2. The RNA detection device according to claim 1, wherein the specimen liquid is a salt-free liquid.

3. The RNA detection device according to claim 1, wherein the dielectric constant of the protective layer is 2 to 8, and the thickness of the protective layer is less than 50 μm.

4. The RNA detection device according to claim 1, wherein the processing circuit board further includes a display component electrically connected to the control and determination unit for showing the determination result generated by the control and determination unit.

5. The RNA detection device according to claim 4, wherein the display component is an LED light or a display panel.

6. The RNA detection device according to claim 1, wherein the processing circuit board further includes a press-to-start unit electrically connected to the control and determination unit and used to transfer a pressing signal to the control and determination unit such that the control and determination unit can transfer a signal to the sensor circuit board which then sends the activation signal to the metal conductive trigger strip.

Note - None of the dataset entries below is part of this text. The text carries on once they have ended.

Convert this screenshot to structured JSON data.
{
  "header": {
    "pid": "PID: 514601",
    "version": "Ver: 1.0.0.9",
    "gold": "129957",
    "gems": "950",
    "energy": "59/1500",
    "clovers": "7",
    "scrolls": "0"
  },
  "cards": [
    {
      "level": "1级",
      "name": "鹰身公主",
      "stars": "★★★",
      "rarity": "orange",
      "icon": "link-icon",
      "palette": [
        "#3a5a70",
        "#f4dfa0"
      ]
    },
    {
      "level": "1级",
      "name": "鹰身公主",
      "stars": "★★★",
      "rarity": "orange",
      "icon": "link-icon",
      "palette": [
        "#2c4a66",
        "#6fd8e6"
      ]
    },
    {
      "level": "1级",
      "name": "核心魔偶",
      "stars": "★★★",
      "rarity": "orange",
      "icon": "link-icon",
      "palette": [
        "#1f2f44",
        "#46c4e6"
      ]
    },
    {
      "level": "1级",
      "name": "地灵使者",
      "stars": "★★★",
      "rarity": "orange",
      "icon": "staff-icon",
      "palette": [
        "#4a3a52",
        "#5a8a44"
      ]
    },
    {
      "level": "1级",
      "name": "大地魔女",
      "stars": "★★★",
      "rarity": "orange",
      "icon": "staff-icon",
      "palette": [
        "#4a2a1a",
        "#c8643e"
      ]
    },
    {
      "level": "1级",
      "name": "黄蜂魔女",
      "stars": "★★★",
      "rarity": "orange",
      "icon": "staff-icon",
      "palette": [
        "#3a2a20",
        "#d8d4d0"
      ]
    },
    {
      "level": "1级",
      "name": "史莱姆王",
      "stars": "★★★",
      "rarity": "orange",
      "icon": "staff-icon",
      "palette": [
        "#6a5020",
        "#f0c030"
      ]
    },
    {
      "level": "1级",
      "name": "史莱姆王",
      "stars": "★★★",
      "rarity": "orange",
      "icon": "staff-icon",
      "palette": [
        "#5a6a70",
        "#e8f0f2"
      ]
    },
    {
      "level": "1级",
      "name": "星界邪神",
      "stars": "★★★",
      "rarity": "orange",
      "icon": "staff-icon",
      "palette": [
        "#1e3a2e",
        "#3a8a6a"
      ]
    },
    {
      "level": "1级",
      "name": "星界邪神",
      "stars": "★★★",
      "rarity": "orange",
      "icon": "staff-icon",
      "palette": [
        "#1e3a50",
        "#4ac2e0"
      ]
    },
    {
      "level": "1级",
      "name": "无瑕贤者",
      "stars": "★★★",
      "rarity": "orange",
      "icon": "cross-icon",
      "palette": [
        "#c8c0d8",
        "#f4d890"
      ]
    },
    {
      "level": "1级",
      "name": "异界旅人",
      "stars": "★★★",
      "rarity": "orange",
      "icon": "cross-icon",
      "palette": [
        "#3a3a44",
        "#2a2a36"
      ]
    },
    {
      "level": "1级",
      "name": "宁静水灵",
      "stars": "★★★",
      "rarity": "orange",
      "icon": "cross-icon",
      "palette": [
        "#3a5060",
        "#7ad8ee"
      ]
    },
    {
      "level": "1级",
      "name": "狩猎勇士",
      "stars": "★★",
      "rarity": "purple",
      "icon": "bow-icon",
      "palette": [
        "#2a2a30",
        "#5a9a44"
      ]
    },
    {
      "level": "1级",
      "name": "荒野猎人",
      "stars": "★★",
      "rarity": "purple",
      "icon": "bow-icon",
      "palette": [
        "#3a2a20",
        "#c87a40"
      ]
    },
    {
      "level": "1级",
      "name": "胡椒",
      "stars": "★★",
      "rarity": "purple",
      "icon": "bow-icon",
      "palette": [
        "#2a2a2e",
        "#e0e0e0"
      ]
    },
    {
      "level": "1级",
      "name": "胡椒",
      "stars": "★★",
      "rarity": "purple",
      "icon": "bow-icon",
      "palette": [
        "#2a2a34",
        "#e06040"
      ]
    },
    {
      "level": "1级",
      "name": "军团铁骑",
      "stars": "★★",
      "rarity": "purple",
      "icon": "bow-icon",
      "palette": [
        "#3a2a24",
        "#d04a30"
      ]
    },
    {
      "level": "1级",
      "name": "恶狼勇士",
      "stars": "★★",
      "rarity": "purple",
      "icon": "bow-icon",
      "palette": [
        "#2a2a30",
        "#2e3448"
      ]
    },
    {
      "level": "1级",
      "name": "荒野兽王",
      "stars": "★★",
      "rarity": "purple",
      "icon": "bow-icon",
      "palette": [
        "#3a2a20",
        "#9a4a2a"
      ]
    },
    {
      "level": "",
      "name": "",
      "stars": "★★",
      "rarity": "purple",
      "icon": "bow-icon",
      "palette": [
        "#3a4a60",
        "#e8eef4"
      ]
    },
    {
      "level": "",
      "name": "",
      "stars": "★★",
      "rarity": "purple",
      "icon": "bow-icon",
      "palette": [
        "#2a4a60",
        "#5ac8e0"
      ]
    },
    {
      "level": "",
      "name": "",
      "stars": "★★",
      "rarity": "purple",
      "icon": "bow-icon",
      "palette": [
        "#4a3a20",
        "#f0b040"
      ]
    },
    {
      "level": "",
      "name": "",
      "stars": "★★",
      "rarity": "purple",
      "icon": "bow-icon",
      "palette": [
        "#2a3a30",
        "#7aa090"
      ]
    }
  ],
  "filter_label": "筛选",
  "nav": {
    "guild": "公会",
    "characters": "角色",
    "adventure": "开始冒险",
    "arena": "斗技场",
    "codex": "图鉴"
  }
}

7. The RNA detection device according to claim 1, wherein the processing circuit board further includes a wireless transceiver unit connected to the control and determination unit for sending out the determination results generated by the control and determination unit by means of wireless transmissions.

8. The RNA detection device according to claim 7, wherein the wireless transmission includes Bluetooth, Wi-Fi and/or infrared transmissions.

9. The RNA detection device according to claim 1, wherein the processing circuit board further includes a power supply unit connected to the control and determination unit thereby providing the required electrical power for the operations of the processing circuit board.

10. The RNA detection device according to claim 1, wherein a metal material of the conductive component is aluminum, gold, copper or silver.

11. The RNA detection device according to claim 1, wherein the processing circuit board further comprises a USB unit electrically connected to the control and determination unit, and the USB unit is connected to an external device through a transmission line to send out the determination result generated by the control and determination unit.